De nombreux outils existent pour calculer et représenter des isochrone (Genevois, 2018). Cependant, du fait de la nécessité de recourir à un calculateur d’itinéraire, ces outils peuvent se révéler complexes à mettre en œuvre notamment lorsque l’on souhaite prendre en compte les transports en commun et/ou les variations temporelles dans l’offre de transport (ce qui suppose une connaissance fine du réseau et de l’offre disponible) ou encore la congestion.
 

Créer des isochrones simples avec des outils en ligne

Géoportail : https://www.geoportail.gouv.fr/

Création d’isochrones uniques (une seule surface d’accessibilité) piéton ou voiture.
Se positionner en un lieu, puis aller dans outils/mesures/calculer une isochrone.
 

Openroutes services : https://maps.openrouteservice.org/

Création d’isochrones multiples (plusieurs surfaces concentriques d’accessibilité) piéton, fauteuil roulant, vélo, voiture, véhicule lourd.
Ouvrir le menu, sélectionner « atteindre », se positionner ou renseigner un lieu, renseigner les paramètres d’isochrones.

 

Créer des isochrones pas à pas

Nous proposons ici une méthode de calcul d’isochrones à partir des données cartographiques ouvertes OpenStreetMap et de l’outil OpenRouteService, qui permet de calculer l’accessibilité pour les piétons, les cyclistes et les automobilistes. Pour des besoins plus précis, l’aide d’un géomaticien des services techniques d’une collectivité ou d’un bureau d’études est recommandée. OpenRouteService propose une interface en ligne qui permet d’obtenir des isochrones graduées selon plusieurs intervalles de distance ou de temps à partir des points renseignés en entrée (à partir de l’adresse, des coordonnées ou d’une sélection directement sur la carte). Mais s’il existe une fonction « transport en commun », celle-ci n’est pas pour l’instant complètement opérationnelle. En exportant le résultat au format GeoJSON puis en utilisant l’outil de géométrie vectorielle « regrouper » sur QGIS selon les valeurs de temps, on obtient une carte isochrone simple. Par exemple, voici l’isochrone correspondant à l’accès en voiture à la gare de Port-Vendres en 5, 10 et 15 minutes.
 

OpenRouteService

 

Dans le cas où le nombre de points de départ est trop important pour être entré manuellement, OpenRouteService propose aussi un plug-in nommé ORS Tools (à trouver dans l’onglet extension de QGIS) qui permet de lancer les calculs à partir d<’une couche de points.

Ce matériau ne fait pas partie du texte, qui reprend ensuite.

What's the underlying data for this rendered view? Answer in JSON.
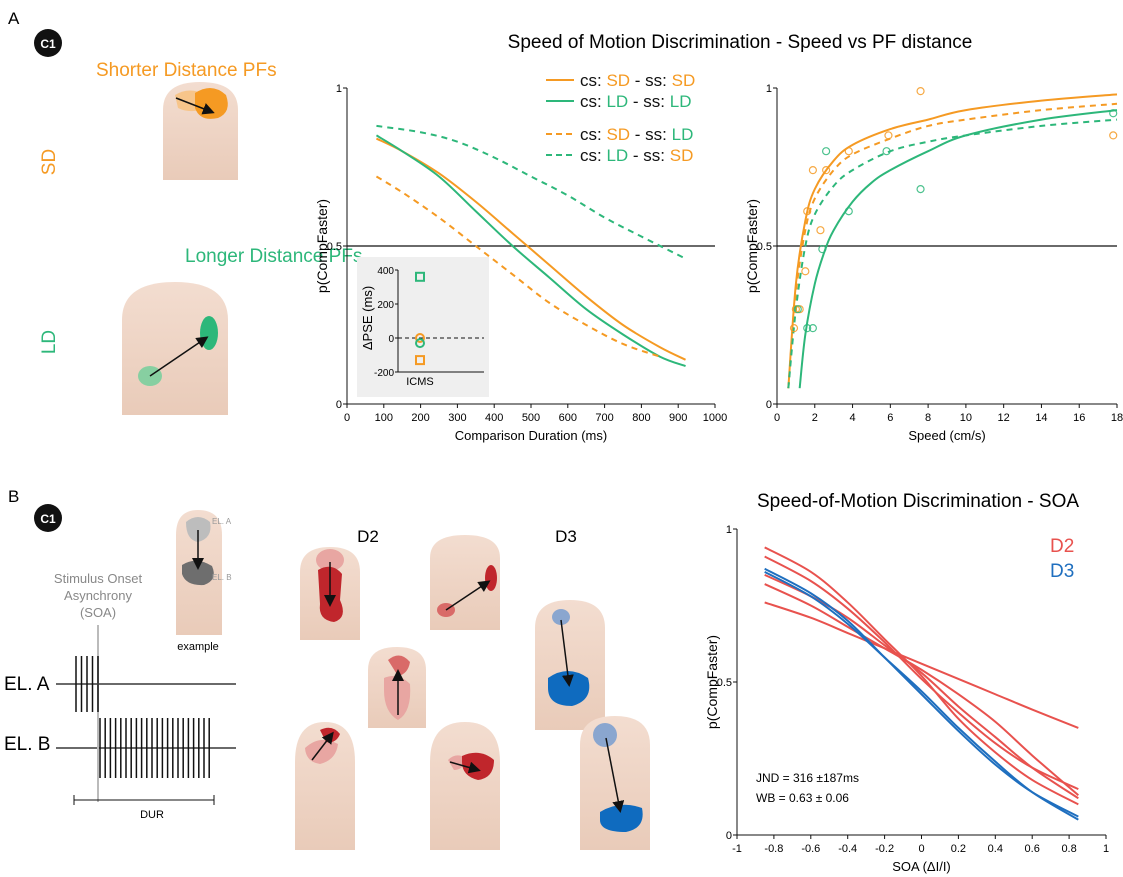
{
  "panels": {
    "A": {
      "letter": "A",
      "badge": "C1",
      "sd_title": "Shorter Distance PFs",
      "ld_title": "Longer Distance PFs",
      "sd_label": "SD",
      "ld_label": "LD",
      "main_title": "Speed of Motion Discrimination - Speed vs PF distance",
      "legend": [
        {
          "prefix": "cs: ",
          "cs": "SD",
          "mid": " - ss: ",
          "ss": "SD"
        },
        {
          "prefix": "cs: ",
          "cs": "LD",
          "mid": " - ss: ",
          "ss": "LD"
        },
        {
          "prefix": "cs: ",
          "cs": "SD",
          "mid": " - ss: ",
          "ss": "LD"
        },
        {
          "prefix": "cs: ",
          "cs": "LD",
          "mid": " - ss: ",
          "ss": "SD"
        }
      ],
      "inset": {
        "ylabel": "ΔPSE (ms)",
        "xlabel": "ICMS"
      }
    },
    "B": {
      "letter": "B",
      "badge": "C1",
      "soa_label_lines": [
        "Stimulus Onset",
        "Asynchrony",
        "(SOA)"
      ],
      "el_a": "EL. A",
      "el_b": "EL. B",
      "dur": "DUR",
      "example": "example",
      "example_el_a": "EL. A",
      "example_el_b": "EL. B",
      "d2": "D2",
      "d3": "D3",
      "title": "Speed-of-Motion Discrimination - SOA",
      "stats_jnd": "JND = 316 ±187ms",
      "stats_wb": "WB = 0.63 ± 0.06"
    }
  },
  "colors": {
    "sd": "#f59a23",
    "ld": "#2db77a",
    "d2": "#e8524e",
    "d3": "#1f6fbf",
    "ref": "#000000"
  },
  "chart_data": [
    {
      "id": "duration",
      "type": "line",
      "xlabel": "Comparison Duration (ms)",
      "ylabel": "p(CompFaster)",
      "xlim": [
        0,
        1000
      ],
      "ylim": [
        0,
        1
      ],
      "xticks": [
        0,
        100,
        200,
        300,
        400,
        500,
        600,
        700,
        800,
        900,
        1000
      ],
      "yticks": [
        0,
        0.5,
        1
      ],
      "ytick_labels": [
        "0",
        "0.5",
        "1"
      ],
      "reference_y": 0.5,
      "series": [
        {
          "name": "cs: SD - ss: SD",
          "color": "sd",
          "dash": false,
          "x": [
            80,
            150,
            250,
            350,
            450,
            550,
            650,
            750,
            850,
            920
          ],
          "y": [
            0.84,
            0.8,
            0.73,
            0.64,
            0.54,
            0.44,
            0.34,
            0.25,
            0.18,
            0.14
          ]
        },
        {
          "name": "cs: LD - ss: LD",
          "color": "ld",
          "dash": false,
          "x": [
            80,
            150,
            250,
            350,
            450,
            550,
            650,
            750,
            850,
            920
          ],
          "y": [
            0.85,
            0.8,
            0.72,
            0.61,
            0.5,
            0.4,
            0.3,
            0.22,
            0.15,
            0.12
          ]
        },
        {
          "name": "cs: SD - ss: LD",
          "color": "sd",
          "dash": true,
          "x": [
            80,
            150,
            250,
            350,
            450,
            550,
            650,
            750,
            850
          ],
          "y": [
            0.72,
            0.67,
            0.59,
            0.5,
            0.41,
            0.32,
            0.25,
            0.19,
            0.15
          ]
        },
        {
          "name": "cs: LD - ss: SD",
          "color": "ld",
          "dash": true,
          "x": [
            80,
            200,
            300,
            400,
            500,
            600,
            700,
            800,
            920
          ],
          "y": [
            0.88,
            0.86,
            0.83,
            0.78,
            0.72,
            0.66,
            0.59,
            0.53,
            0.46
          ]
        }
      ],
      "inset": {
        "type": "scatter",
        "xlabel": "ICMS",
        "ylabel": "ΔPSE (ms)",
        "ylim": [
          -200,
          400
        ],
        "yticks": [
          -200,
          0,
          200,
          400
        ],
        "reference_y": 0,
        "points": [
          {
            "y": 360,
            "color": "ld",
            "marker": "square"
          },
          {
            "y": 0,
            "color": "sd",
            "marker": "circle"
          },
          {
            "y": -30,
            "color": "ld",
            "marker": "circle"
          },
          {
            "y": -130,
            "color": "sd",
            "marker": "square"
          }
        ]
      }
    },
    {
      "id": "speed",
      "type": "line",
      "xlabel": "Speed (cm/s)",
      "ylabel": "p(CompFaster)",
      "xlim": [
        0,
        18
      ],
      "ylim": [
        0,
        1
      ],
      "xticks": [
        0,
        2,
        4,
        6,
        8,
        10,
        12,
        14,
        16,
        18
      ],
      "yticks": [
        0,
        0.5,
        1
      ],
      "ytick_labels": [
        "0",
        "0.5",
        "1"
      ],
      "reference_y": 0.5,
      "series": [
        {
          "name": "cs: SD - ss: SD",
          "color": "sd",
          "dash": false,
          "x": [
            0.6,
            1,
            1.5,
            2,
            3,
            4,
            6,
            8,
            10,
            14,
            18
          ],
          "y": [
            0.05,
            0.38,
            0.58,
            0.68,
            0.77,
            0.82,
            0.87,
            0.9,
            0.93,
            0.96,
            0.98
          ]
        },
        {
          "name": "cs: SD - ss: LD",
          "color": "sd",
          "dash": true,
          "x": [
            0.6,
            1,
            1.5,
            2,
            3,
            4,
            6,
            8,
            10,
            14,
            18
          ],
          "y": [
            0.05,
            0.35,
            0.55,
            0.65,
            0.74,
            0.79,
            0.84,
            0.88,
            0.9,
            0.93,
            0.95
          ]
        },
        {
          "name": "cs: LD - ss: SD",
          "color": "ld",
          "dash": true,
          "x": [
            0.6,
            1,
            1.5,
            2,
            3,
            4,
            6,
            8,
            10,
            14,
            18
          ],
          "y": [
            0.05,
            0.3,
            0.5,
            0.6,
            0.69,
            0.74,
            0.8,
            0.83,
            0.85,
            0.88,
            0.9
          ]
        },
        {
          "name": "cs: LD - ss: LD",
          "color": "ld",
          "dash": false,
          "x": [
            1.2,
            1.5,
            2,
            2.5,
            3,
            4,
            5,
            6,
            8,
            10,
            14,
            18
          ],
          "y": [
            0.05,
            0.22,
            0.38,
            0.48,
            0.55,
            0.64,
            0.7,
            0.74,
            0.8,
            0.85,
            0.9,
            0.93
          ]
        }
      ],
      "points": [
        {
          "x": 0.9,
          "y": 0.24,
          "color": "sd"
        },
        {
          "x": 1.0,
          "y": 0.3,
          "color": "sd"
        },
        {
          "x": 1.2,
          "y": 0.3,
          "color": "sd"
        },
        {
          "x": 1.6,
          "y": 0.61,
          "color": "sd"
        },
        {
          "x": 1.9,
          "y": 0.74,
          "color": "sd"
        },
        {
          "x": 2.6,
          "y": 0.74,
          "color": "sd"
        },
        {
          "x": 3.8,
          "y": 0.8,
          "color": "sd"
        },
        {
          "x": 7.6,
          "y": 0.99,
          "color": "sd"
        },
        {
          "x": 17.8,
          "y": 0.85,
          "color": "sd"
        },
        {
          "x": 1.5,
          "y": 0.42,
          "color": "sd"
        },
        {
          "x": 2.3,
          "y": 0.55,
          "color": "sd"
        },
        {
          "x": 5.9,
          "y": 0.85,
          "color": "sd"
        },
        {
          "x": 1.1,
          "y": 0.3,
          "color": "ld"
        },
        {
          "x": 1.6,
          "y": 0.24,
          "color": "ld"
        },
        {
          "x": 1.9,
          "y": 0.24,
          "color": "ld"
        },
        {
          "x": 2.4,
          "y": 0.49,
          "color": "ld"
        },
        {
          "x": 2.6,
          "y": 0.8,
          "color": "ld"
        },
        {
          "x": 3.8,
          "y": 0.61,
          "color": "ld"
        },
        {
          "x": 5.8,
          "y": 0.8,
          "color": "ld"
        },
        {
          "x": 7.6,
          "y": 0.68,
          "color": "ld"
        },
        {
          "x": 17.8,
          "y": 0.92,
          "color": "ld"
        }
      ]
    },
    {
      "id": "soa",
      "type": "line",
      "xlabel": "SOA (ΔI/I)",
      "ylabel": "p(CompFaster)",
      "xlim": [
        -1,
        1
      ],
      "ylim": [
        0,
        1
      ],
      "xticks": [
        -1,
        -0.8,
        -0.6,
        -0.4,
        -0.2,
        0,
        0.2,
        0.4,
        0.6,
        0.8,
        1
      ],
      "yticks": [
        0,
        0.5,
        1
      ],
      "ytick_labels": [
        "0",
        "0.5",
        "1"
      ],
      "legend": [
        "D2",
        "D3"
      ],
      "series": [
        {
          "group": "D2",
          "color": "d2",
          "x": [
            -0.85,
            -0.6,
            -0.4,
            -0.2,
            0,
            0.2,
            0.4,
            0.6,
            0.85
          ],
          "y": [
            0.94,
            0.86,
            0.76,
            0.64,
            0.52,
            0.38,
            0.27,
            0.18,
            0.1
          ]
        },
        {
          "group": "D2",
          "color": "d2",
          "x": [
            -0.85,
            -0.6,
            -0.4,
            -0.2,
            0,
            0.2,
            0.4,
            0.6,
            0.85
          ],
          "y": [
            0.91,
            0.83,
            0.74,
            0.63,
            0.51,
            0.4,
            0.3,
            0.22,
            0.15
          ]
        },
        {
          "group": "D2",
          "color": "d2",
          "x": [
            -0.85,
            -0.6,
            -0.4,
            -0.2,
            0,
            0.2,
            0.4,
            0.6,
            0.85
          ],
          "y": [
            0.85,
            0.78,
            0.71,
            0.62,
            0.53,
            0.42,
            0.32,
            0.22,
            0.12
          ]
        },
        {
          "group": "D2",
          "color": "d2",
          "x": [
            -0.85,
            -0.6,
            -0.4,
            -0.2,
            0,
            0.2,
            0.4,
            0.6,
            0.85
          ],
          "y": [
            0.82,
            0.75,
            0.68,
            0.61,
            0.54,
            0.46,
            0.37,
            0.26,
            0.13
          ]
        },
        {
          "group": "D2",
          "color": "d2",
          "x": [
            -0.85,
            -0.6,
            -0.4,
            -0.2,
            0,
            0.2,
            0.4,
            0.6,
            0.85
          ],
          "y": [
            0.76,
            0.71,
            0.66,
            0.61,
            0.56,
            0.51,
            0.46,
            0.41,
            0.35
          ]
        },
        {
          "group": "D3",
          "color": "d3",
          "x": [
            -0.85,
            -0.6,
            -0.4,
            -0.2,
            0,
            0.2,
            0.4,
            0.6,
            0.85
          ],
          "y": [
            0.87,
            0.79,
            0.7,
            0.58,
            0.46,
            0.34,
            0.23,
            0.14,
            0.06
          ]
        },
        {
          "group": "D3",
          "color": "d3",
          "x": [
            -0.85,
            -0.6,
            -0.4,
            -0.2,
            0,
            0.2,
            0.4,
            0.6,
            0.85
          ],
          "y": [
            0.86,
            0.78,
            0.69,
            0.58,
            0.47,
            0.35,
            0.24,
            0.14,
            0.05
          ]
        }
      ]
    }
  ]
}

Voici un exemple portant sur la desserte du réseau Albibus à partir de deux sources de données : les arrêts du réseau Albibus, disponible au format GeoJSON sur le Point d’Accès National aux données de transport, et les données carroyées de l’Insee pour la distribution de la population. On utilisera par ailleurs les contours des EPCI, proposés par la base Admin Express de l’IGN, pour délimiter l’emprise de la carte. Après un ajustement des styles des couches, notamment une graduation selon la population par carreau, on obtient ceci :
 

QGIS

 

Pour obtenir les isochrones, il faut tout d’abord s’inscrire gratuitement sur le site OpenRouteService afin de demander une clé API (un identifiant pour utiliser l’outil). Sur QGIS, il faut télécharger l’extension ORS Tools (que l’on retrouvera une fois installée dans l’onglet Internet) et renseigner cette clé dans l’onglet paramètres. Dans la partie « Batch jobs » sélectionner « Isochrones from Layers », choisir en entrée les arrêts puis choisir selon les besoins le mode de déplacement et les intervalles de temps souhaités. Nous choisirons par exemple la marche pour des durées de 5, 10 et 15 minutes pour observer les aires de rabattement du réseau de bus pour les piétons.

Afin de garantir un service disponible pour tous, OpenRouteService impose une double limite. Il n’est pas possible de faire plus de 500 isochrones par jour et seulement 20 par minute. Pour le réseau de transport d’Albi et ses quelques 200 arrêts, cela prend donc environ une dizaine de minutes. Une fois le résultat obtenu, on observe autant d’isochrones que d’arrêts (pour chaque arrêt, un calcul a été effectué vers tout le territoire pour connaître les temps d’accès), ainsi que l’isochrone globale, obtenue en les combinant : le temps d’accès « à l’arrêt de transport le plus proche » (obtenu en prenant le minimum des temps d’accès de chacune des isochrones intermédiaires) . Après avoir ajouté un fond de carte (comme celui d’OpenStreetMap), on obtient ainsi une carte isochrone représentant l’aire de rabattement aux arrêts du réseau Albibus, que l’on peut superposer à la distribution de la population.

 

QGIS

 

Pour aller plus loin

Il est possible d’intégrer plusieurs calculs selon divers types de destinations pour obtenir des indices synthétiques d’accessibilité spatiale. Il convient de bien choisir les points à partir desquels sont mesurées les isochrones selon les thématiques abordées. Il peut par exemple s’agir d’équipements présents sur le territoire, auquel cas la base permanente des équipements peut servir de source de données pertinente. De nombreux travaux l’ont d’ailleurs utilisée pour produire des indicateurs synthétiques en calculant des scores d’accessibilité à partir d’un panier d’équipements et de services prédéfini. Pour ce faire, il faut, via Qgis, calculer une isochrone par type d’équipement ou de service, associer un score selon le poids de l’équipement et son éloignement puis attribuer ce score à une maille choisie (par exemple les communes, les IRIS, voire des mailles géométriques plus précises) grâce aux outils d’analyse spatiale, et enfin agréger ces scores (Dameron, 2015).

 

Limites et précautions d’usage des isochrones

Malgré l’intérêt de cet exercice, la seule prise en compte de la durée de trajet comporte plusieurs limites.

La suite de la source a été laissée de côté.